«Мыслящий человек, — пишет Швейцер, — должен противодействовать всем жестоким обычаям, как бы глубоко они ни гнездились в традиции и каким бы ореолом ни были окружены. Истинная человечность слишком драгоценное духовное благо, чтобы мы уступили какую-нибудь его частицу безрассудству».

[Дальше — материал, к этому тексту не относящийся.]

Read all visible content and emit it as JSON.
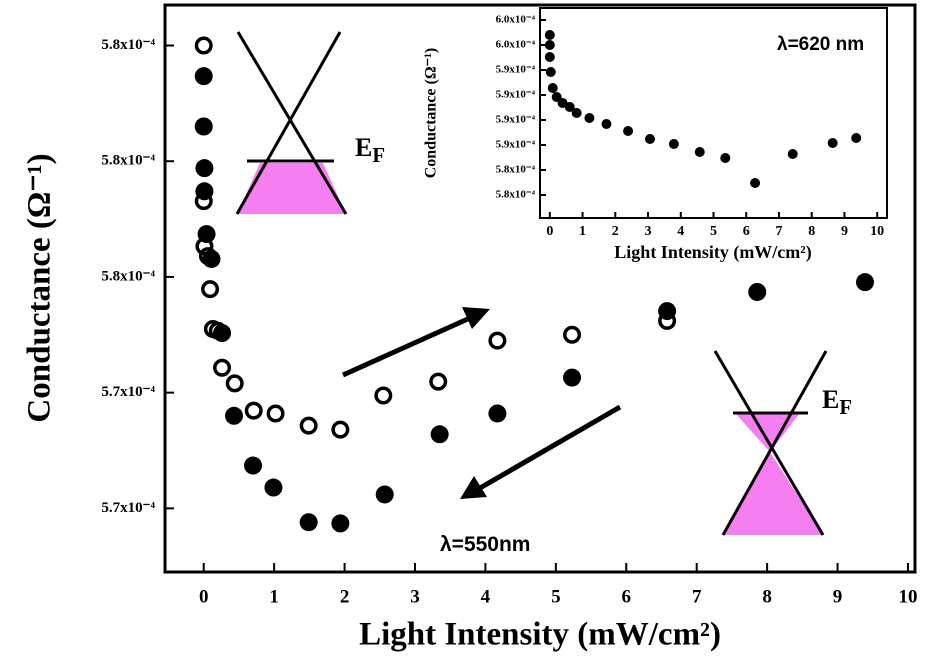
{
  "chart_data": [
    {
      "type": "scatter",
      "xlabel": "Light Intensity (mW/cm²)",
      "ylabel": "Conductance (Ω⁻¹)",
      "xlim": [
        -0.55,
        10.1
      ],
      "ylim": [
        0.0005699,
        0.0005797
      ],
      "xticks": [
        0,
        1,
        2,
        3,
        4,
        5,
        6,
        7,
        8,
        9,
        10
      ],
      "yticks": [
        {
          "value": 0.000571,
          "label": "5.7x10⁻⁴"
        },
        {
          "value": 0.000573,
          "label": "5.7x10⁻⁴"
        },
        {
          "value": 0.000575,
          "label": "5.8x10⁻⁴"
        },
        {
          "value": 0.000577,
          "label": "5.8x10⁻⁴"
        },
        {
          "value": 0.000579,
          "label": "5.8x10⁻⁴"
        }
      ],
      "annotations": [
        {
          "text": "E",
          "subscript": "F"
        },
        {
          "text": "E",
          "subscript": "F"
        },
        {
          "text": "λ=550nm"
        }
      ],
      "series": [
        {
          "marker": "open",
          "color": "#000000",
          "x": [
            0,
            0,
            0.01,
            0.06,
            0.09,
            0.13,
            0.2,
            0.26,
            0.44,
            0.71,
            1.02,
            1.49,
            1.94,
            2.55,
            3.33,
            4.17,
            5.23,
            6.58
          ],
          "values": [
            0.000579,
            0.00057631,
            0.00057553,
            0.00057536,
            0.00057479,
            0.0005741,
            0.00057407,
            0.00057343,
            0.00057316,
            0.00057269,
            0.00057264,
            0.00057243,
            0.00057236,
            0.00057295,
            0.00057319,
            0.0005739,
            0.000574,
            0.00057424
          ]
        },
        {
          "marker": "filled",
          "color": "#000000",
          "x": [
            0,
            0,
            0.01,
            0.01,
            0.04,
            0.11,
            0.26,
            0.43,
            0.7,
            0.99,
            1.49,
            1.94,
            2.57,
            3.35,
            4.17,
            5.23,
            6.58,
            7.86,
            9.39
          ],
          "values": [
            0.00057847,
            0.0005776,
            0.00057688,
            0.00057648,
            0.00057574,
            0.00057531,
            0.00057403,
            0.0005726,
            0.00057174,
            0.00057136,
            0.00057076,
            0.00057074,
            0.00057124,
            0.00057228,
            0.00057264,
            0.00057326,
            0.00057441,
            0.00057474,
            0.00057491
          ]
        }
      ]
    },
    {
      "type": "scatter",
      "xlabel": "Light Intensity (mW/cm²)",
      "ylabel": "Conductance (Ω⁻¹)",
      "xlim": [
        -0.3,
        10.3
      ],
      "ylim": [
        0.0005792,
        0.0006002
      ],
      "xticks": [
        0,
        1,
        2,
        3,
        4,
        5,
        6,
        7,
        8,
        9,
        10
      ],
      "yticks": [
        {
          "value": 0.0005815,
          "label": "5.8x10⁻⁴"
        },
        {
          "value": 0.000584,
          "label": "5.8x10⁻⁴"
        },
        {
          "value": 0.0005865,
          "label": "5.9x10⁻⁴"
        },
        {
          "value": 0.000589,
          "label": "5.9x10⁻⁴"
        },
        {
          "value": 0.0005915,
          "label": "5.9x10⁻⁴"
        },
        {
          "value": 0.000594,
          "label": "5.9x10⁻⁴"
        },
        {
          "value": 0.0005965,
          "label": "6.0x10⁻⁴"
        },
        {
          "value": 0.000599,
          "label": "6.0x10⁻⁴"
        }
      ],
      "annotations": [
        {
          "text": "λ=620 nm"
        }
      ],
      "series": [
        {
          "marker": "filled",
          "color": "#000000",
          "x": [
            0,
            0,
            0,
            0.03,
            0.09,
            0.21,
            0.39,
            0.61,
            0.82,
            1.21,
            1.73,
            2.39,
            3.06,
            3.79,
            4.58,
            5.36,
            6.27,
            7.42,
            8.64,
            9.36
          ],
          "values": [
            0.0005975,
            0.0005965,
            0.0005953,
            0.0005938,
            0.0005922,
            0.0005913,
            0.0005907,
            0.0005903,
            0.0005897,
            0.0005892,
            0.0005886,
            0.0005879,
            0.0005871,
            0.0005866,
            0.0005858,
            0.0005852,
            0.0005827,
            0.0005856,
            0.0005867,
            0.0005872
          ]
        }
      ]
    }
  ]
}
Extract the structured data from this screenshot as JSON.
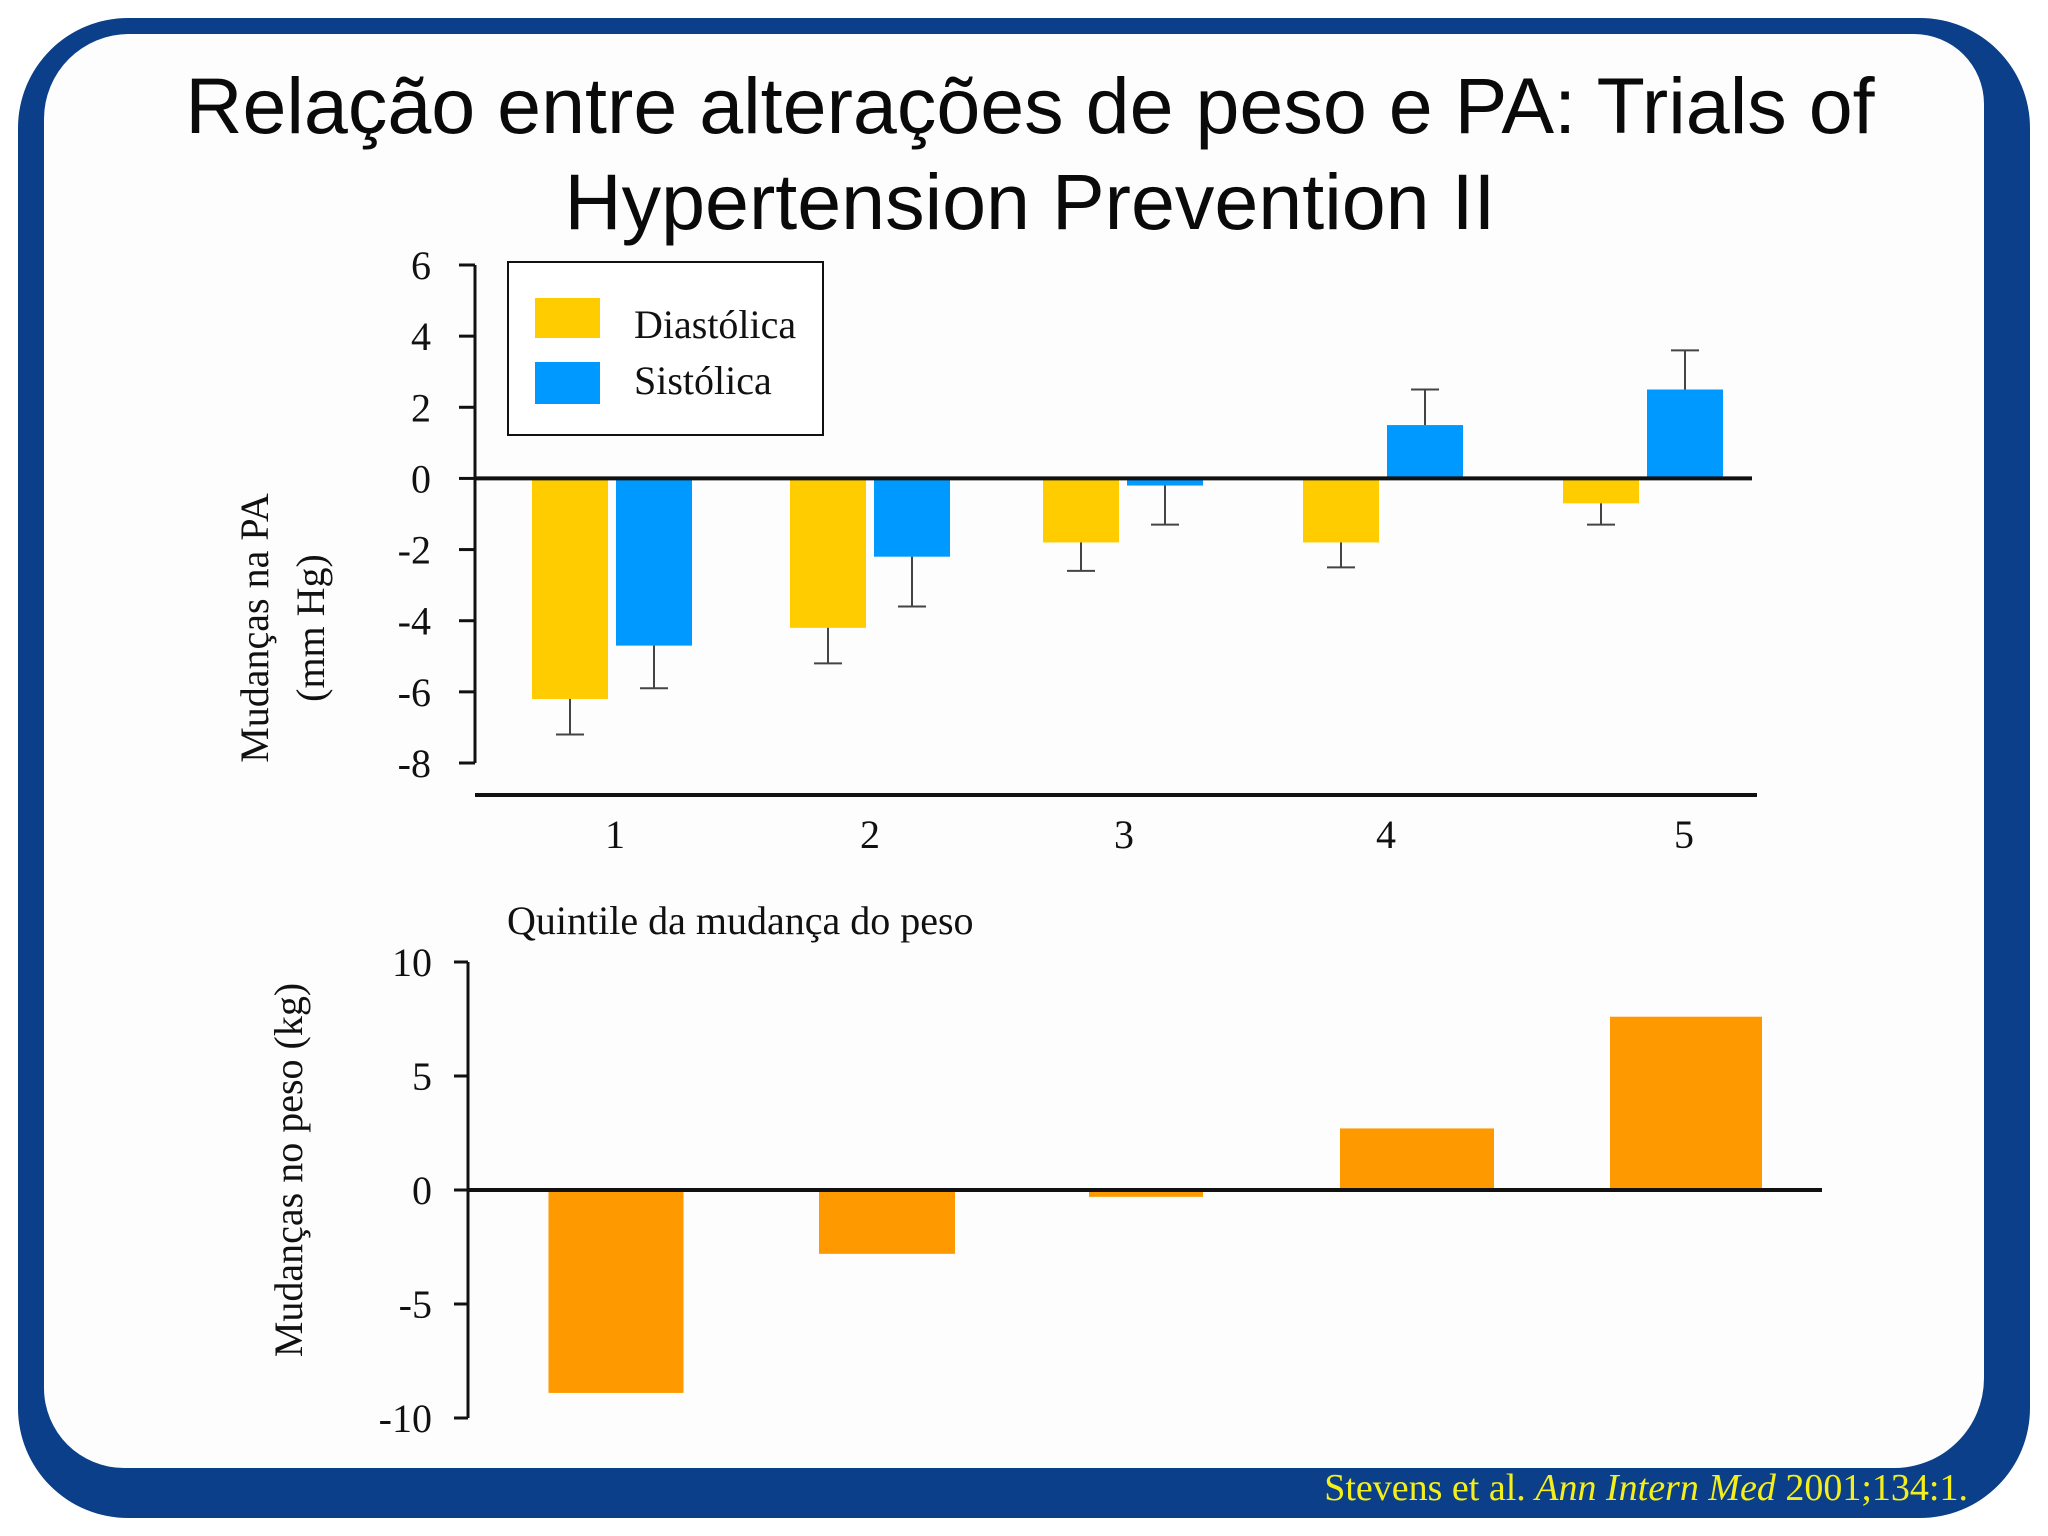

Могут возразить, что в самой природе, наконец, все основано на борьбе и жестокости. Да, конечно, соглашается Швейцер и поясняет:
«Призвание наше не в том, чтобы молча мириться с жестокостью природы и поддерживать ее, а скорее в том, чтобы ограничивать ее, насколько позволяет наше влияние. С глубоким состраданием должны мы проявить милосердие и предложить облегчение тем, кто жаждет его. Поскольку мы так часто вынуждены бывали причинять боль и смерть живым существам, тем в большей степени будет нашим долгом содействовать, а не вредить этим существам там, где мы можем выступить как существа свободные».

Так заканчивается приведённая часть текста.